The slow uptake scenario predicted lower productivity improvements of 1.5% and 1.75% a year respectively. The importance of these assumptions becomes evident when they are converted into monetary terms. In the fully engaged and solid progress scenarios, the value of the productivity gains by 2022/3 (at 2002/3 prices) amounts to £46.5 billion – around half of the additional forecast growth in spending over and above the 2002/3 level of £68 billion.

The latest review considers that official measures of NHS productivity are inconclusive and indicate that changes in productivity may have ranged from -7.5% to + 8.5% between 1999 and 2004.

The 2002 review’s assumptions of annual unit cost reductions of 0.75%–1% between 2002/3 and 2007/8 have not been achieved and, broadly, unit costs have increased for all hospital services.

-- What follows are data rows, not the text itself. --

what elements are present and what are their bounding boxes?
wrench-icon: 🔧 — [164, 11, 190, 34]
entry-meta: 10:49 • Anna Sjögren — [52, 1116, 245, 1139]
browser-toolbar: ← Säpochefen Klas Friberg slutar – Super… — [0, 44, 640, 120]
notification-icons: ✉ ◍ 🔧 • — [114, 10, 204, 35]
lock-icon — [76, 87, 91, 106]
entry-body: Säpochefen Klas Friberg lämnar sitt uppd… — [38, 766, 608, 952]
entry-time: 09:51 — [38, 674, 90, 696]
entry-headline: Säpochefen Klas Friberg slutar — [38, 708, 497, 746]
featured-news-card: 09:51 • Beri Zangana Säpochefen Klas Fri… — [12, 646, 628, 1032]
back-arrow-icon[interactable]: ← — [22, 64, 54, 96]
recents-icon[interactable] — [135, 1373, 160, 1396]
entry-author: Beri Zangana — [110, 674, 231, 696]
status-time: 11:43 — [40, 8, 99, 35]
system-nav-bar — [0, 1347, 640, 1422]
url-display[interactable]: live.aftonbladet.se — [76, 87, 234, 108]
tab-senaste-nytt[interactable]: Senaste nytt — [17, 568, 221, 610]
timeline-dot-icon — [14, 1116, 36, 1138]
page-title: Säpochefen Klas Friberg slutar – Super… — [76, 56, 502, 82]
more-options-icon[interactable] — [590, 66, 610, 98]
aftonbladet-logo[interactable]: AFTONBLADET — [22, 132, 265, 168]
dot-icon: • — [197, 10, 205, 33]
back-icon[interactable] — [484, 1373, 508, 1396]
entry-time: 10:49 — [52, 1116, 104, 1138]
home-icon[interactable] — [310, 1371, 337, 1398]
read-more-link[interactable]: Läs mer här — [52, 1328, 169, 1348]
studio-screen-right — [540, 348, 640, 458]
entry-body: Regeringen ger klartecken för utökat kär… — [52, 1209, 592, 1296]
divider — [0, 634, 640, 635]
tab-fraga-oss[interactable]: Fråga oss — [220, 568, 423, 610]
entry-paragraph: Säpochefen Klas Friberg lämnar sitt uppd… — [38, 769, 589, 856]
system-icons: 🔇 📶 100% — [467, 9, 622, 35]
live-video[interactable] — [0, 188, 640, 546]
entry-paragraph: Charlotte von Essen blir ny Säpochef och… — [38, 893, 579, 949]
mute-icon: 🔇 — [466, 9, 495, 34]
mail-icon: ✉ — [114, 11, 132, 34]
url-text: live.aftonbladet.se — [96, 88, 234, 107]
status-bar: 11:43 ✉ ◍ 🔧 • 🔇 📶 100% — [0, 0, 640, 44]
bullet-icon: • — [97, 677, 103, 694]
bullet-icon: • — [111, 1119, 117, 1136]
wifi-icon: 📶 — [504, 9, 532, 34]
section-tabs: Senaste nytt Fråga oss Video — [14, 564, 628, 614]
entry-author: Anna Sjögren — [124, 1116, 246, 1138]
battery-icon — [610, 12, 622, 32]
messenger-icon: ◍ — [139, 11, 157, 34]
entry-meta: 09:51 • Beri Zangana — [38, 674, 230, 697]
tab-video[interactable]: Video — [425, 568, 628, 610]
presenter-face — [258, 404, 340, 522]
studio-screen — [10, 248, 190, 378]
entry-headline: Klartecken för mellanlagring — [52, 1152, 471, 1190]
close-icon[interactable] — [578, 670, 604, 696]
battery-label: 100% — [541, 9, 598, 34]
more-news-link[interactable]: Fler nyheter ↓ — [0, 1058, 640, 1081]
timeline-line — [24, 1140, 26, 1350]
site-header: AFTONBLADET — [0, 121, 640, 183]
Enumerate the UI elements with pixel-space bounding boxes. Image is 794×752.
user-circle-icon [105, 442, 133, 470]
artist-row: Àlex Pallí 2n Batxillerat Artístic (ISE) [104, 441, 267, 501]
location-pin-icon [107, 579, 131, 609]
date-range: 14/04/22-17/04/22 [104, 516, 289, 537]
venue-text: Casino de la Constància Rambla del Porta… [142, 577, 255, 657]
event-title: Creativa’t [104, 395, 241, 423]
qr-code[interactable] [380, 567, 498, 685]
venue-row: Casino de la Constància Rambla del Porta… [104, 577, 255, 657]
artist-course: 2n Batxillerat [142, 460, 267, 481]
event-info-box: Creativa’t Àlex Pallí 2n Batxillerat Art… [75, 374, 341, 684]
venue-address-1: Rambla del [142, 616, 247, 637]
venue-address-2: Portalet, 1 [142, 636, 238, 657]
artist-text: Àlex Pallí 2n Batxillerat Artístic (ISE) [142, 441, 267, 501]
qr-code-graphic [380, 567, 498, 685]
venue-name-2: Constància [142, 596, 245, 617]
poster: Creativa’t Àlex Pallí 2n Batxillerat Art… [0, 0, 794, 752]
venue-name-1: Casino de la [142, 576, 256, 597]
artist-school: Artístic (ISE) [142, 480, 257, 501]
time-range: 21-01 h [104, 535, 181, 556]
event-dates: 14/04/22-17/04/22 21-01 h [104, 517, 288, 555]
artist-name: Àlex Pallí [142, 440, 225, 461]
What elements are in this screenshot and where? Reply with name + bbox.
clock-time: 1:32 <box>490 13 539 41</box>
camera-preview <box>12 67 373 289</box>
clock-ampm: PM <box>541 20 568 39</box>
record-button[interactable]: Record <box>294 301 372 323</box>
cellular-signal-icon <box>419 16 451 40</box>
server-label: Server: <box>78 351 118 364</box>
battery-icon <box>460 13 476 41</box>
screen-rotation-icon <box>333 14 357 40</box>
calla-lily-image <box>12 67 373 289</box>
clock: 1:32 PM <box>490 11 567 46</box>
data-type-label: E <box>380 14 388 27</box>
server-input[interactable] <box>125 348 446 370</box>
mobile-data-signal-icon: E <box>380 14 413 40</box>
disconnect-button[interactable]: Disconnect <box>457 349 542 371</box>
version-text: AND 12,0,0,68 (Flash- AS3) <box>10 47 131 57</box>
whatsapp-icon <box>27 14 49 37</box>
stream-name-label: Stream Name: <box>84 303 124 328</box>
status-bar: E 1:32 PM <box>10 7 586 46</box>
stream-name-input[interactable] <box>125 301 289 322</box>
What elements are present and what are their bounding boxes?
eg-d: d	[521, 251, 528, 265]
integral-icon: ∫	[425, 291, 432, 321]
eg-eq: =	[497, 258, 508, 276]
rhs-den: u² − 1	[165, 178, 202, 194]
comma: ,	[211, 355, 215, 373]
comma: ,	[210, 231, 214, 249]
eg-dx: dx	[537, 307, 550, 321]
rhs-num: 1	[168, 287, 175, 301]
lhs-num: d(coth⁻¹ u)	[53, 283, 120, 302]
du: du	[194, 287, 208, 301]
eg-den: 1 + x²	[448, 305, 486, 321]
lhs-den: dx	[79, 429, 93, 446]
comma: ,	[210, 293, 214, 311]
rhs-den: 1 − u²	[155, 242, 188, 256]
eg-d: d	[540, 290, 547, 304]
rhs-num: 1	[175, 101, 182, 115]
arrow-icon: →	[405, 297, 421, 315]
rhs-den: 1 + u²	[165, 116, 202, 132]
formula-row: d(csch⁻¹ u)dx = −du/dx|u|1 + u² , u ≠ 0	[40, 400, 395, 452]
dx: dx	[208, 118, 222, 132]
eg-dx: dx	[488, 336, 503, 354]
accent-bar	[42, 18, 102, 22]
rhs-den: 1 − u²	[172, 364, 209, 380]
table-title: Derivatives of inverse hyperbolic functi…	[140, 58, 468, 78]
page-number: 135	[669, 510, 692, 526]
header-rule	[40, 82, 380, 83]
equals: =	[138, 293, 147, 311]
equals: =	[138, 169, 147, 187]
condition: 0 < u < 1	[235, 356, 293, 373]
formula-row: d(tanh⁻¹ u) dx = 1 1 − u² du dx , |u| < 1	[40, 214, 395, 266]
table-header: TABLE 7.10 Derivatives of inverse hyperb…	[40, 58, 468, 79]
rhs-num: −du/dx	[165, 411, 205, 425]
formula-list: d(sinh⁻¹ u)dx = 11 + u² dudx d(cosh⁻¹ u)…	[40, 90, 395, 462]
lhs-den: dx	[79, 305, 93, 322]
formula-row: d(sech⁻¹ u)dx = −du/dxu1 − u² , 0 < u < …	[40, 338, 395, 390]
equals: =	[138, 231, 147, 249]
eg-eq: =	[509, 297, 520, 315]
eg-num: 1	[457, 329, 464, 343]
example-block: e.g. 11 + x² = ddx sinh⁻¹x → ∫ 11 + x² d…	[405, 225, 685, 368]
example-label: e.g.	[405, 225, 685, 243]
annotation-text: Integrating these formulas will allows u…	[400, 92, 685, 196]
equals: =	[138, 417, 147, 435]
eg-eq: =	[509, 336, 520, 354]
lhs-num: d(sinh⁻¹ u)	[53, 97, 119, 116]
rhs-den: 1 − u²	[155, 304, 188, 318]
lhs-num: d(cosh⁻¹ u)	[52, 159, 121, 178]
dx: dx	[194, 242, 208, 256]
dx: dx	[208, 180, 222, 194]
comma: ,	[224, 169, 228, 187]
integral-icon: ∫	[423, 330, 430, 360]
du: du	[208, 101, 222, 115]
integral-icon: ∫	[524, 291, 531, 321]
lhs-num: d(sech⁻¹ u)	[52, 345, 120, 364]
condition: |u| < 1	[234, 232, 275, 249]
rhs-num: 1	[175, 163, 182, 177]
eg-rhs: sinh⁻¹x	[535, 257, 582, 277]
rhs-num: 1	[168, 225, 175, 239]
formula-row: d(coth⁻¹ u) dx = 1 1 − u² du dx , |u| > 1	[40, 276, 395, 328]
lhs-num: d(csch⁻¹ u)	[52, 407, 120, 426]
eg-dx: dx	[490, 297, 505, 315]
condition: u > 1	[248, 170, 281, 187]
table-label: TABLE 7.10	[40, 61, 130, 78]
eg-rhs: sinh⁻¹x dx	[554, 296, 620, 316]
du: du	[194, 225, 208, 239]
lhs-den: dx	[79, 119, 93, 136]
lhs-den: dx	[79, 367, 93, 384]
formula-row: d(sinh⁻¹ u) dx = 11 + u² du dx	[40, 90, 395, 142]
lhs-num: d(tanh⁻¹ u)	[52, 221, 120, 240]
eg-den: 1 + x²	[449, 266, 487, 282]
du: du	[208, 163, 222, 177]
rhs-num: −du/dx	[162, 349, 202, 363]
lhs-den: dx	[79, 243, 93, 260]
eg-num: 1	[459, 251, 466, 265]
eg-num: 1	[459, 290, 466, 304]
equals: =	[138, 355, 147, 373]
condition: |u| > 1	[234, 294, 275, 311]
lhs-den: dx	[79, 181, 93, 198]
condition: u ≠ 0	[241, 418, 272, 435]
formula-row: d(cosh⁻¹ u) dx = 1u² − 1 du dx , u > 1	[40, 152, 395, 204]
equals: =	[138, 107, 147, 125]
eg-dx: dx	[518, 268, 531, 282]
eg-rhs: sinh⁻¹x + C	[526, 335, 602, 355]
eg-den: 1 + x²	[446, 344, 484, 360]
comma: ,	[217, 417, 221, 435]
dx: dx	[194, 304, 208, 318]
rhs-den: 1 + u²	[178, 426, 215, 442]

Lack of data makes it impossible to draw reliable conclusions about movements in unit costs in mental health and primary care services. However, the cost per prescription dispensed in the community has fallen significantly, largely because of reduced unit costs for lipid-regulating statins, which were available in new generic forms from 2003.

Some attempts to quantify changes in quality over time (in relation to the increased use of statins, for example) suggest significant gains. However, the development of precise measures is hampered by a lack of routinely collected data on changes in patients’ health status arising from NHS interventions.

Although indicative measures of quality, such as patient safety, waiting times and satisfaction with the experience of care, suggest improvement, “hard” measures of quality, valued in monetary terms, are not available to compare with the 2002 review’s assumption that the quality of care would improve year on year.